Father and son team produce a beverage no really wants to drink—yet.
When Adam Johnston first drank kvass deep in the mountains of Northern China, it wasn’t exactly love at first sip.
“I thought it was weird-tasting,” says the 26-year-old Sebastopol resident. And yet, Johnston, who was at the time a globe-trotting college student with a knack for making beer and kombucha, couldn’t get the fermented drink, with roots in ancient times, out of his mind.
Upon returning to Northern California, he whipped up a batch of beet kvass in his parent’s Occidental kitchen. A rustic, probiotic drink that has no added refined sugar, it was a hit with friends and family. After a buyer for Whole Foods expressed interest, Adam and his father Michael, 62, a retired engineer and business owner, drafted up a business plan.
In March 2014, the father and son team launched Biotic Beverages, introducing their carbonated beet, ginger, and tumeric kvasses to Sonoma County farmers’ market patrons. At first, people didn’t know what kvass was, much less whether they wanted to drink it.
(Honestly, I reacted the same way on coming upon the Biotic Beverages booth at the West End Farmers’ Market. What is this stuff? I wondered. Soon, I couldn’t leave the market without purchasing a cup of their energizing turmeric kvass.)
“We found that it takes about four tries before people start to appreciate and crave the drink,” Michael says. In January 2015, Biotic Beverages picked up their first wholesale account with Community Market. After a rigorous inspection process, their kvass was added to the shelves of Whole Foods stores in Santa Rosa and Petaluma.
The crisp and carbonated drink, now available in stores for $3.99 for a 12-ounce bottle, bears small resemblance to Adam’s initial homemade kvass. It also stands apart from more traditional kvass, a fermented beverage popular in Russia and the Ukraine made from black or rye bread. The current product line is made by fermenting carrots and/or beets with probiotic lactobacillus bacteria. After a few days of fermentation, the liquid is transferred to kegs and then carbonated.
The decision to make kvass on a commercial scale made sense. “We live in the epicenter of the probiotic scene,” says Adam. He credits companies like the Sebastopolbased Revive for raising consumer demand for probiotic fermented beverages.
Like Kombucha, kvass has been touted as a nutritional powerhouse. Lily Mazzarella, owner of Farmacopia, an apothecary and integrative practice in Santa Rosa, says that recent studies show a link between gut health and the brain. For those who tolerate them, high-quality fermented beverages, like kvass, can be part of a “gut restoration” protocol to help heal from imbalances and inflammation brought on by antibiotics, stress, infection, and food allergies.
The word is getting out. In the early days, Adam only needed to source about five pounds of beets from area farms. As business picked up, he struggled to source larger amounts of root vegetables locally. Now, he buys 200 to 300 pounds of organic carrots, beets, and lemons a week from farms in Yolo and Santa Cruz counties. The ginger and turmeric comes from Hawaii.
“We’re trying to get more farmers to grow for us, but the agriculture space in Sonoma County makes it difficult,” Adam says. “Root crops, on a larger scale, aren’t the premium thing that people want to be growing.” The production does happen locally, in a commercial kitchen at the Finley Center in Santa Rosa.

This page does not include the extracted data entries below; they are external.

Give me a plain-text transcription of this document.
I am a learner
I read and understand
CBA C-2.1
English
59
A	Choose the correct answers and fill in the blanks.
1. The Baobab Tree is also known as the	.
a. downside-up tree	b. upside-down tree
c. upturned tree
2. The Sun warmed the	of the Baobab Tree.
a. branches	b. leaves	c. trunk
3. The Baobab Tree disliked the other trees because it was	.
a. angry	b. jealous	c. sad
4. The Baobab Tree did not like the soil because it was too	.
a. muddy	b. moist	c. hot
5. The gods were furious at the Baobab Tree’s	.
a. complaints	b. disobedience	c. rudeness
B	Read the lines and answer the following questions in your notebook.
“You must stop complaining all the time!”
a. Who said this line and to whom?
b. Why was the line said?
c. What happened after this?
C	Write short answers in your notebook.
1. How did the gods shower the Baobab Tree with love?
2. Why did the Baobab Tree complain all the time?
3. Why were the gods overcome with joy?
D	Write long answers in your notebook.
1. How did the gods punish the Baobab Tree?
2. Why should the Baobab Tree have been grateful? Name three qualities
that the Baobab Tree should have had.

While kvass may go back to biblical times in Slavic lands, it remains unfamiliar to most Americans. That’s changing, says Jennifer Harris, the coordinator of the Farm to Fermentation Festival. Biotic Beverages, she says, are paving the way for a new wave of fermented drinks: Those with no added sugars. She commends the Johnstons for breaking from the established niche.
“Their kvass is something so unlike what we’ve had produced in Sonoma County and America,” Harris says. “I’m excited to see them stick to their roots, quite literally, and make this real, hardy, earthy cleansing tonic that can satisfy our palate in ways that sweet beverages can’t.”